Die Einforderung des Rechts auf Bewegungsfreiheit, Lebensperspektive
oder einfach nur Überleben wird den Menschen aus den durch
Kolonialismus, Ausbeutung der Rohstoffe und Freihandelsabkommen
ausgebeuteten Ländern des Südens verwehrt. Es wird als Angriff auf
unsere Sozialsysteme, „Werte“ und Lebensstandard umgedeutet. Wenn von Menschenrechten die Rede ist, gilt dies offensichtlich nur für einen Teil der Menschheit. Wir dürfen nicht länger über die Verhältnisse anderer leben. Alle Ausländer–Sondergesetze müssen deshalb abgeschafft werden.

Wir können uns in der aktuellen Situation nicht damit begnügen nur
gegen erneute Verschlechterungen anzukämpfen. Zehntausende Tote im
Mittelmeer, verzweifelte Menschen in den Auffanglagern auf den
griechischen Inseln, Menschenhandel und Folter in den Lagern in Libyen:
Nicht in unserem Namen! Wir schauen nicht weg!

Wir werden uns der rassistischen Politik der Ausgrenzung von
Geflüchteten und Migrant*innen und der Abschiebemaschinerie
entgegenstellen. Es gab schon immer Migration und es wird sie auch
weiterhin geben.

Wir fordern den Stopp aller Abschiebungen und ein sicheres und
unbefristetes Bleiberecht für alle mit vollen sozialen und politischen
Rechten. Streiten wir gemeinsam für eine Welt ohne Grenzregime, eine
Welt in der nicht der Profit sondern die Bedürfnisse der Menschen im
Mittelpunkt stehen, eine Welt ohne Ausbeutung und Rassismus. Fangen wir
an solidarische Zufluchtsstädte zu schaffen in denen es keine Spaltung
zwischen Menschen mit und ohne Aufenthaltsrecht gibt, in denen die
Freiheits- und sozialen Rechte Aller garantiert werden.
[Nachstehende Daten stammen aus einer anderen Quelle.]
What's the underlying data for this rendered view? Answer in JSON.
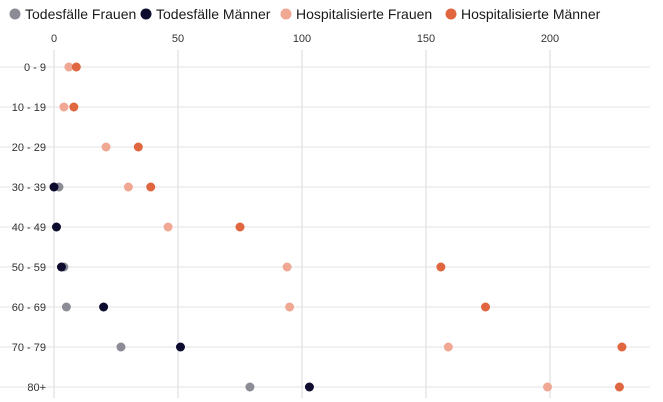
{
  "chart_data": {
    "type": "scatter",
    "title": "",
    "xlabel": "",
    "ylabel": "",
    "xlim": [
      0,
      230
    ],
    "x_ticks": [
      0,
      50,
      100,
      150,
      200
    ],
    "grid": "vertical",
    "legend_position": "top",
    "categories": [
      "0 - 9",
      "10 - 19",
      "20 - 29",
      "30 - 39",
      "40 - 49",
      "50 - 59",
      "60 - 69",
      "70 - 79",
      "80+"
    ],
    "series": [
      {
        "name": "Todesfälle Frauen",
        "color": "#8c8c96",
        "values": [
          null,
          null,
          null,
          2,
          null,
          4,
          5,
          27,
          79
        ]
      },
      {
        "name": "Todesfälle Männer",
        "color": "#0d0b2e",
        "values": [
          null,
          null,
          null,
          0,
          1,
          3,
          20,
          51,
          103
        ]
      },
      {
        "name": "Hospitalisierte Frauen",
        "color": "#f0a793",
        "values": [
          6,
          4,
          21,
          30,
          46,
          94,
          95,
          159,
          199
        ]
      },
      {
        "name": "Hospitalisierte Männer",
        "color": "#e0663f",
        "values": [
          9,
          8,
          34,
          39,
          75,
          156,
          174,
          229,
          228
        ]
      }
    ]
  }
}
Schließt euch unserem Protest an! Verteidigen wir eines der wichtigsten Grundrechte!
Mischen wir uns eine, wenn Menschen in Massenlagern die
Selbstbestimmung abgesprochen und in die Freiheit der Person eingriffen
wird.
Gegen institutionellen Rassismus, Sammellager und das unmenschliche Abschieberegime!
Globale Bewegungsfreiheit ist unser Ziel! Solidarity4all!